OEMs are given a lot of support in the shape of software. A basic software interface is given away free and there are additional packages that make it easy to integrate the data from the device into standard environments, such as LabView. Avantes has its own small software engineering team that can help OEMs further with software development.

At the moment Avantes has 50 active OEM accounts using 90 different configurations of spectroscopes in 19 distinct application areas. The product line is extremely modular and so the direct sales can offer a very wide range of configurations to end users. OEM sales are strong in the US and Europe, but at present the majority of the sales in Asia are direct sales to laboratory customers.

As well as its direct offices Avantes now has about 50 distributors all over the world. The company has invested a lot in training its sales people and its distributors to a relatively high level so they can get involved with the customers in getting the application to work. Many of its distributors have PhDs. In many ways the applications for the device are so wide potential customers are everywhere. The problem is covering all of them. Year on year sales have been growing at close to 30 per cent; new business opportunities are arising all the time.
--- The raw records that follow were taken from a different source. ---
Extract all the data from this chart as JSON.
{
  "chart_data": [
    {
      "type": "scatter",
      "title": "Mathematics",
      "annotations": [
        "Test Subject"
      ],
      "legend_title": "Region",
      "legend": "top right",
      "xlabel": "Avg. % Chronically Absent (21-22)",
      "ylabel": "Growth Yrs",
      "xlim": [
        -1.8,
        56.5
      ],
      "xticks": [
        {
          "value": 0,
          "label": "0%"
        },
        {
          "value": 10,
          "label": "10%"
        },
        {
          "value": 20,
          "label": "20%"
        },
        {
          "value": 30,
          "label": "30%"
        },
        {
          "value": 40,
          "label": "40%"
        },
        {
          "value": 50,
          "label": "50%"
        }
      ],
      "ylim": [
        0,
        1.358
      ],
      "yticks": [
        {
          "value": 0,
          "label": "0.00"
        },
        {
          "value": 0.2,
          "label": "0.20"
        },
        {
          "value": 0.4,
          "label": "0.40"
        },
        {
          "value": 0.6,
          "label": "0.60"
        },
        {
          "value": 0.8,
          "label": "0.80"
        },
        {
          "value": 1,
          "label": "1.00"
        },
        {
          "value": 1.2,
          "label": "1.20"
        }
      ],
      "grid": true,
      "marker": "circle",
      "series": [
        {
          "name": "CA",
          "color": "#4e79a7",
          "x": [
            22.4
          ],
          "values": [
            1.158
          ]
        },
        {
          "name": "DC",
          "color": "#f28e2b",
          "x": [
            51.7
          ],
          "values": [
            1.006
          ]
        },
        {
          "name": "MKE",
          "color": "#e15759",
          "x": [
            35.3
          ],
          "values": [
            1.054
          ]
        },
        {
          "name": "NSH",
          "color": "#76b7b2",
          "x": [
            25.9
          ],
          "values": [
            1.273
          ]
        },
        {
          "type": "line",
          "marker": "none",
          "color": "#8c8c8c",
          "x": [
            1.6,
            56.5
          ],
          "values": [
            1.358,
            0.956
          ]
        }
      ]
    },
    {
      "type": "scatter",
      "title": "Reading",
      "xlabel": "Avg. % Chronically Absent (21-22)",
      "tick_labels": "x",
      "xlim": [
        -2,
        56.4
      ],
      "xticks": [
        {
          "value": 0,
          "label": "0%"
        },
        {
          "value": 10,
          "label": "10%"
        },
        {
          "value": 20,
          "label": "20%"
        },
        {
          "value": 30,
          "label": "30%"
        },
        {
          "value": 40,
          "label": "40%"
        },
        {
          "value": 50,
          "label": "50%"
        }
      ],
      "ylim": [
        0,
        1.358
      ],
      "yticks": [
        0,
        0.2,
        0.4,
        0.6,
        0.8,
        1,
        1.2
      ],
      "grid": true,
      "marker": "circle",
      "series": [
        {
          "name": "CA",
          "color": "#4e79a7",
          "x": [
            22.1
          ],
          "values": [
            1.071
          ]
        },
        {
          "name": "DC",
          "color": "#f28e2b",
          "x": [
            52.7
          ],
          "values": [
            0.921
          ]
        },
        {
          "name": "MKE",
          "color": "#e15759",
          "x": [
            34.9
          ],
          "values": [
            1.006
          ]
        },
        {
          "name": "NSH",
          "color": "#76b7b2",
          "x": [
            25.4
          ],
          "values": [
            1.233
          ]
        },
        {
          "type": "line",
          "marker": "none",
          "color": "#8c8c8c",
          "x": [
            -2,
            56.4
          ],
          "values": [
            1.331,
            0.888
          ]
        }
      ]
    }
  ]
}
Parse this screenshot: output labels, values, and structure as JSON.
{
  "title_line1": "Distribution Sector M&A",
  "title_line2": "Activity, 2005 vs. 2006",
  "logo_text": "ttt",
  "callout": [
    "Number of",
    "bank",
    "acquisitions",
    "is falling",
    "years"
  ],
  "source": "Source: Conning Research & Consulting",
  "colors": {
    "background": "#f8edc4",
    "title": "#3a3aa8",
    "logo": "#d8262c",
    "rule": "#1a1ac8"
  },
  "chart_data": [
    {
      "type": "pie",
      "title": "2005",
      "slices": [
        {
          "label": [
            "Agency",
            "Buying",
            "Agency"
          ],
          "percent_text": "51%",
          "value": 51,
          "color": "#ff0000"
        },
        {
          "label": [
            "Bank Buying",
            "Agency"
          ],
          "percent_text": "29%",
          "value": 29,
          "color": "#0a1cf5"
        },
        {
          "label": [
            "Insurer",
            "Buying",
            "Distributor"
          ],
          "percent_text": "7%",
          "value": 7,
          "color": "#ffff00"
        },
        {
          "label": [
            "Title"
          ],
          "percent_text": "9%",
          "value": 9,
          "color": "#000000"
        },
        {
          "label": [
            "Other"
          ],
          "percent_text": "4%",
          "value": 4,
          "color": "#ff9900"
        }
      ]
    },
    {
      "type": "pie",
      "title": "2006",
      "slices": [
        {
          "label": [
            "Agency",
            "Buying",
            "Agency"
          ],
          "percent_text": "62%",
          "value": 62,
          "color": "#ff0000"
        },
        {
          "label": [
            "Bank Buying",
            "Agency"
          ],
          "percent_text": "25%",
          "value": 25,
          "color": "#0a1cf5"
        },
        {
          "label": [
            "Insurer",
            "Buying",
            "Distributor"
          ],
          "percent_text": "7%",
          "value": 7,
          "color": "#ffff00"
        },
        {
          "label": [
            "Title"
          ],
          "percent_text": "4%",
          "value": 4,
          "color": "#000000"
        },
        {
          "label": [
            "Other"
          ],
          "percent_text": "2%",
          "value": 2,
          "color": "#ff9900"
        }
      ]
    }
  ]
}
The company wants to offer a customer service rather than a quick telephone sale and it makes sure that even those answering the phone have enough knowledge to help a customer. There are many variations, particularly in the gratings, that require a detailed knowledge of performance.

Oderkerk says: ‘There are many parameters involved and there are very few people around who know how to sell the correct spectrometer to an OEM customer. What is important is to know the limitations of the technology and not just say “yeah, we can do that”.’

The fast growth of the company has put a strain on its cash flow, but Oderkerk says Avantes has been generating cash and does not need huge capital items. Despite this, it sold 51 per cent of its shares to m-u-t AG, a publicly-quoted lab equipment manufacturer based in Germany. Oderkerk says the transaction was largely an exit strategy for some of the shareholders who were approaching retirement. Oderkerk says he still has ten years to go. M-u-t has considerable manufacturing resources and mechanical engineering know-how, which will help the company as it continues to expand.

Oderkerk says: ‘In the future we will be working towards much more specific sensor systems based on the spectroscope; it needs to be built into a device where the customer just presses a button and gets an indication.

‘We also think that in the high-end process control market there will be a growing market, because so many parameters have to be measured. There is going to be a big change from taking samples and sending them to a lab to be examined, maybe taking one or two hours. People want online monitoring so they know immediately if something is wrong. They don’t want to have to throw away two hours of production.

Avantes is predicting double digit growth again for 2009, despite the difficult economic environment, partly because it is trading a very wide range of industries and partly because there are industries out there which are still ‘undiscovered countries’ as far as spectroscopy is concerned.